Clinical characteristics of human herpesvirus 7 (HHV-7) reactivation following umbilical cord blood transplantation: A retrospective study Free

Background:

After allogeneic hematopoietic stem cell transplantation (allo-HSCT), immune reconstitution occurs through donor-derived lymphocytes. However, the use of immunosuppressive agents for graft-versus-host disease (GVHD) prophylaxis and treatment during this period leads to profound cellular and humoral immunodeficiency. Reactivation of herpesviruses such as human herpesvirus 6 (HHV-6), cytomegalovirus (CMV), and Epstein–Barr virus (EBV) is well documented in this setting. Although human herpesvirus 7 (HHV-7) reactivation has been sporadically reported after allo-HSCT, comprehensive studies are lacking, and its clinical relevance remains unclear.

Objective:

To elucidate the clinical characteristics of HHV-7 reactivation following umbilical cord blood transplantation (CBT).

Methods:

We retrospectively analyzed patients who underwent CBT at Toranomon Hospital between 2010 and 2024. Viral DNA detection was performed using a multiplex polymerase chain reaction (PCR) assay targeting herpes simplex virus type 1 (HSV-1), HSV-2, varicella-zoster virus (VZV), EBV, CMV, HHV-6, HHV-7, HHV-8, adenovirus (ADV), BK virus (BKV), JC virus (JCV), and parvovirus B19. Samples included blood, cerebrospinal fluid (CSF), bronchoalveolar lavage (BAL), ascites, pleural effusion, and lymph node aspirates.
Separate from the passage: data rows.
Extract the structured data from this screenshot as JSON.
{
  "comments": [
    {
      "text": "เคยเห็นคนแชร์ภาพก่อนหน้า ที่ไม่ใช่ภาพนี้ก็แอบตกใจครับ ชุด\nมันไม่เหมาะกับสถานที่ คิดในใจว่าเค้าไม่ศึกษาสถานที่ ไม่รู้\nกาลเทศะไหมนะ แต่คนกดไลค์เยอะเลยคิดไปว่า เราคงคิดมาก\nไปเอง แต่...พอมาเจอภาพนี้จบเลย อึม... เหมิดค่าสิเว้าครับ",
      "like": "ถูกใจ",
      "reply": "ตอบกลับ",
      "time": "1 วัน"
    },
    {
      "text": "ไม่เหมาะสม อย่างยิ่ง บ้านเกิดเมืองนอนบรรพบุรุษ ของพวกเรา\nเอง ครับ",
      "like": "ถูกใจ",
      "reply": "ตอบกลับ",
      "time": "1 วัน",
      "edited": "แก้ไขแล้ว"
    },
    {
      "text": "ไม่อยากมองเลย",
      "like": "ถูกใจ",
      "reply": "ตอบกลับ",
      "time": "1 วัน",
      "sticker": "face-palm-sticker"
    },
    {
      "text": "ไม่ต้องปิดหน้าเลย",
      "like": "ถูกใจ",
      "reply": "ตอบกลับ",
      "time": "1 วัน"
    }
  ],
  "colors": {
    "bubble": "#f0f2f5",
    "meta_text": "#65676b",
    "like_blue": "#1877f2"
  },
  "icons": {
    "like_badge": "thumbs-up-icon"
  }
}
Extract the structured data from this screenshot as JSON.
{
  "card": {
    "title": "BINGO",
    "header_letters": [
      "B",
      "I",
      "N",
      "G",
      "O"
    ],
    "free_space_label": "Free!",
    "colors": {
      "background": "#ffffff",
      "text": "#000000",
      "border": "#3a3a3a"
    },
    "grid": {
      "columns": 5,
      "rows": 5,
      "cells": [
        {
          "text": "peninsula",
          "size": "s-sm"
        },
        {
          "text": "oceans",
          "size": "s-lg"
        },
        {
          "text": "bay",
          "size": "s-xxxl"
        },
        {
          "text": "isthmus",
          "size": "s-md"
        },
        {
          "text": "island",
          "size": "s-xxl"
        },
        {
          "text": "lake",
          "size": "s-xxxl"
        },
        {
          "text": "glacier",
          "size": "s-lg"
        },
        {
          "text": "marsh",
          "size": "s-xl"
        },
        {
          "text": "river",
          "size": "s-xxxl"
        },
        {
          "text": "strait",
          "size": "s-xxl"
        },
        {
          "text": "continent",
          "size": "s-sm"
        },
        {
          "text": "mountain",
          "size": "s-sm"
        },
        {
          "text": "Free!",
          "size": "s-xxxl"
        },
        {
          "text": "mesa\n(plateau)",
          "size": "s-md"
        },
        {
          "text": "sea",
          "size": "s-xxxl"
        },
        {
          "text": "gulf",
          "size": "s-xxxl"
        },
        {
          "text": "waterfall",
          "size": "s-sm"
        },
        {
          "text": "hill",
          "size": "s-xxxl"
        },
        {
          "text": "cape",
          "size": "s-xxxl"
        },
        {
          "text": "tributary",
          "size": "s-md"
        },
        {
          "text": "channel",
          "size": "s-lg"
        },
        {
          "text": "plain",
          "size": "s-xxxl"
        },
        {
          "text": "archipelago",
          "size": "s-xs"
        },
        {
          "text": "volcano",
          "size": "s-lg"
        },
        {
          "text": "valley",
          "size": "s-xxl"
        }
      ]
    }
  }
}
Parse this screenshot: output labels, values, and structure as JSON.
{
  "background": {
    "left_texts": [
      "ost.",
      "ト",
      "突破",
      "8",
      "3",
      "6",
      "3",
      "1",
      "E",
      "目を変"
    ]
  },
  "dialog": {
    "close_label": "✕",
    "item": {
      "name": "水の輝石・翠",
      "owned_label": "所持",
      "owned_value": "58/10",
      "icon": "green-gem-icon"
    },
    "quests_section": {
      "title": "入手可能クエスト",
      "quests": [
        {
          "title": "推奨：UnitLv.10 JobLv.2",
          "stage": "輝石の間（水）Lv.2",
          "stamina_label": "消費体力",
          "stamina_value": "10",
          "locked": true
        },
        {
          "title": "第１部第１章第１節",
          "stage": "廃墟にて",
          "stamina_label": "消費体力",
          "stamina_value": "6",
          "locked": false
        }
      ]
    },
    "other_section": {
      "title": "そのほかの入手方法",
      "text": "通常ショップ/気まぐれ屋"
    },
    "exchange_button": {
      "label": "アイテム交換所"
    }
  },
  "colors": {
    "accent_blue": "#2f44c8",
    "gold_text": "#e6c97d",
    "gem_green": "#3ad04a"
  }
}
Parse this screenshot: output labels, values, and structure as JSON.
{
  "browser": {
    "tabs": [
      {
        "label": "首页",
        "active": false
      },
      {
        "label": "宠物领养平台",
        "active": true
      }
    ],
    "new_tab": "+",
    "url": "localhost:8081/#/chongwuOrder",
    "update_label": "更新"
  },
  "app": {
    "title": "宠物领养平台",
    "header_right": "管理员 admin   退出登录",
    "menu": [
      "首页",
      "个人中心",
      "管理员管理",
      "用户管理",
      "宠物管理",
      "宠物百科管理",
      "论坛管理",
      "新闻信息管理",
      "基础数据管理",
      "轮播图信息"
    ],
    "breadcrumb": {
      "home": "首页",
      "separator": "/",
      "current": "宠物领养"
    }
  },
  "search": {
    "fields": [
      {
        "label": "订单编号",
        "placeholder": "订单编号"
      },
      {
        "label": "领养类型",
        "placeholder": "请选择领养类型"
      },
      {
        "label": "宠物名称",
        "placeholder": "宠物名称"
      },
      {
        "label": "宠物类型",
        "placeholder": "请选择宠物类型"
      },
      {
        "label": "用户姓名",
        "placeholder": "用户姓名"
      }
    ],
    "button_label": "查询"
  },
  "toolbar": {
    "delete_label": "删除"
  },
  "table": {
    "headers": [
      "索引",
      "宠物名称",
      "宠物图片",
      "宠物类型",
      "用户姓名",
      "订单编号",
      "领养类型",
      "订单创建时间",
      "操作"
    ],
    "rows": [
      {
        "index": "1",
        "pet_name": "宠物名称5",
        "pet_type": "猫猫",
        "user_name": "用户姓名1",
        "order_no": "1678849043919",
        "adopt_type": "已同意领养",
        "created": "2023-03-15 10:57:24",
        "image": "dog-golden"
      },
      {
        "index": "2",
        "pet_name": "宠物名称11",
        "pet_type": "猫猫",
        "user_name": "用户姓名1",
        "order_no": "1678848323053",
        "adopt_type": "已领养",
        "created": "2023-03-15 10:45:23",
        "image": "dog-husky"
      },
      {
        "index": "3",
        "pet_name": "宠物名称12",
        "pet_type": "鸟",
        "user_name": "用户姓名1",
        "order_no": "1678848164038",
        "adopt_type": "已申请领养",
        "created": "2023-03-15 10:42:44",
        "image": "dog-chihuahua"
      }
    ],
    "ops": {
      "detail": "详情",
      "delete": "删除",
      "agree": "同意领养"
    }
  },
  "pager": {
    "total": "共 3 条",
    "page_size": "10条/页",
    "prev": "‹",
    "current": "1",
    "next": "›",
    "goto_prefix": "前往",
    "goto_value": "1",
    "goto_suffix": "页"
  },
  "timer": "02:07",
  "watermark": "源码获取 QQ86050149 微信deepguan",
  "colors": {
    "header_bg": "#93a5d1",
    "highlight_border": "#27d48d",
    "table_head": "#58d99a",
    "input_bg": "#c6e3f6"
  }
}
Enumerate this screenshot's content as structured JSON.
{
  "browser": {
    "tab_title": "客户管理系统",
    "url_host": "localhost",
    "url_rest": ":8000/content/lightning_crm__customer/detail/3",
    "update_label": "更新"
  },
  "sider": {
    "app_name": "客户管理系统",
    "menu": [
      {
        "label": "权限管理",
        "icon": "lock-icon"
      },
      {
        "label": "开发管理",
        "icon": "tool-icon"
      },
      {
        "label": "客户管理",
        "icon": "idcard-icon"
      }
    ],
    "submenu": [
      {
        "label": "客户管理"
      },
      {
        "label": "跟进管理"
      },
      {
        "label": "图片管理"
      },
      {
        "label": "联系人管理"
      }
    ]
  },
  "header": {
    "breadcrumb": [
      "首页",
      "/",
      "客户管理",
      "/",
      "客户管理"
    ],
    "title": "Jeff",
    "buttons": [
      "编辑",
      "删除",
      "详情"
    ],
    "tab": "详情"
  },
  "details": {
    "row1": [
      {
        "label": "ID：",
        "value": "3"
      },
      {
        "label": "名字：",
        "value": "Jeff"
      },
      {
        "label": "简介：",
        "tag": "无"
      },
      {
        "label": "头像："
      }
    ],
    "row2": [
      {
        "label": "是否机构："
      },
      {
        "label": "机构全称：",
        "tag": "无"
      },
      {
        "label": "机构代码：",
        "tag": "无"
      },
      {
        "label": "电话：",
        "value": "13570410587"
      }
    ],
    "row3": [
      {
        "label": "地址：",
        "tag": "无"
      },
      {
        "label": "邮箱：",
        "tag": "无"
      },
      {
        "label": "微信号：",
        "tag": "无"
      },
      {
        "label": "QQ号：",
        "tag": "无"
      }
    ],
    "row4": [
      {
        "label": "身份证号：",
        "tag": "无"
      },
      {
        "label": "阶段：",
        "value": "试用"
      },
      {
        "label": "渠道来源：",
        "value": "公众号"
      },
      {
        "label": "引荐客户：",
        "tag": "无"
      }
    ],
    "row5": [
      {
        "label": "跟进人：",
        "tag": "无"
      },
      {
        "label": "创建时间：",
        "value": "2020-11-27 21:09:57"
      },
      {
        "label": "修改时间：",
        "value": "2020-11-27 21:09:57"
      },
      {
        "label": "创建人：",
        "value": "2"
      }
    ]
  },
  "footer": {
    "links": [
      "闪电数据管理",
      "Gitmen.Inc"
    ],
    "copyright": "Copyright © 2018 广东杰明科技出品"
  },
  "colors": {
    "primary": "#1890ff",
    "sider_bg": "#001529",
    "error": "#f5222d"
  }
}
A threshold of 1×10³ copies/mL was used to define clinically significant viral DNA levels. Multiplex PCR testing was performed at the discretion of the treating physician. Most patients received foscarnet (FOS) from day 7 to day 50 against HHV-6 reactivation.

Results:

A total of 1,625 CBT was performed during the study period. Among them, 1,325 patients (81.5%) underwent at least one multiplex PCR test, with a median of 4 tests per patient (range, 1–43), totaling 6,744 samples (blood n=5,328; CSF n=1,069; BAL n=140; ascites n=114; pleural effusion n=91; lymph node n=2). HHV-7 DNA was detected in 33 of 1,325 patients (2.5%) who underwent post-transplant viral surveillance. By specimen type, positivity was observed in blood (n=19, 1.5%), BAL (n=10, 8.0%), CSF (n=3, 0.6%), and lymph node (n=1, 50%), but not in ascitic or pleural fluid. To assess the timing of HHV-7 reactivation, the post-transplant period was divided into three intervals: days 0–30, 31–100, and >100. In blood samples, HHV-7 was not detected within the first 30 days but was found in 0.3% of patients during days 31–100 and in 2.7% after day 100. In BAL samples, detection rates were 0% in the first 30 days, 8.5% between days 31–100, and 8.6% after day 100. All CSF-positive cases (1.4%) occurred after day 100. The single lymph node–positive case was identified on day 158. HHV-7 was detected during ganciclovir (GCV) or valganciclovir (VGCV) treatment in 9 blood samples (47.4%) and 3 BAL samples (30.0%). Notably, reactivation under FOS treatment was exceedingly rare, with only one case identified—a BAL sample. Detection of HHV-7 alone was uncommon, and most cases involved co-detection with other viruses. In blood and BAL samples, EBV, CMV, and HHV-6 were frequently identified alongside HHV-7, each co-detected in approximately 30% of positive cases. Among patients with HHV-7 reactivation, 22 (66.7%) were receiving corticosteroid therapy at the time of detection, and these patients tended to show a higher number of co-detected viruses compared to those not receiving steroids. Of the 1,325 patients tested, only 8 (0.6%) had HHV-7 detected as the sole pathogen—7 in blood, 1 in BAL, and 1 in CSF. In longitudinal follow-up, HHV-7 reactivation was mostly transient and resolved spontaneously. Among the 8 patients with isolated HHV-7 detection, 4 exhibited clinical symptoms such as fever and rash consistent with viral infection and were thus considered to have HHV-7 disease.

Discussion:

Umbilical cord blood contains a high proportion of naïve lymphocytes, and CBT is associated with a higher incidence of infectious complications compared to other stem cell sources. While reactivation of DNA viruses is common in this setting, HHV-7 reactivation was infrequent in our cohort relative to other herpesviruses and was typically observed after cessation of FOS. HHV-7 reactivation appeared transient under immunosuppressed conditions and resolved spontaneously in most cases. Progression to clinically apparent HHV-7 disease occurred in 12.1% of HHV-7–positive patients, but no cases were considered directly attributable to HHV-7–related mortality.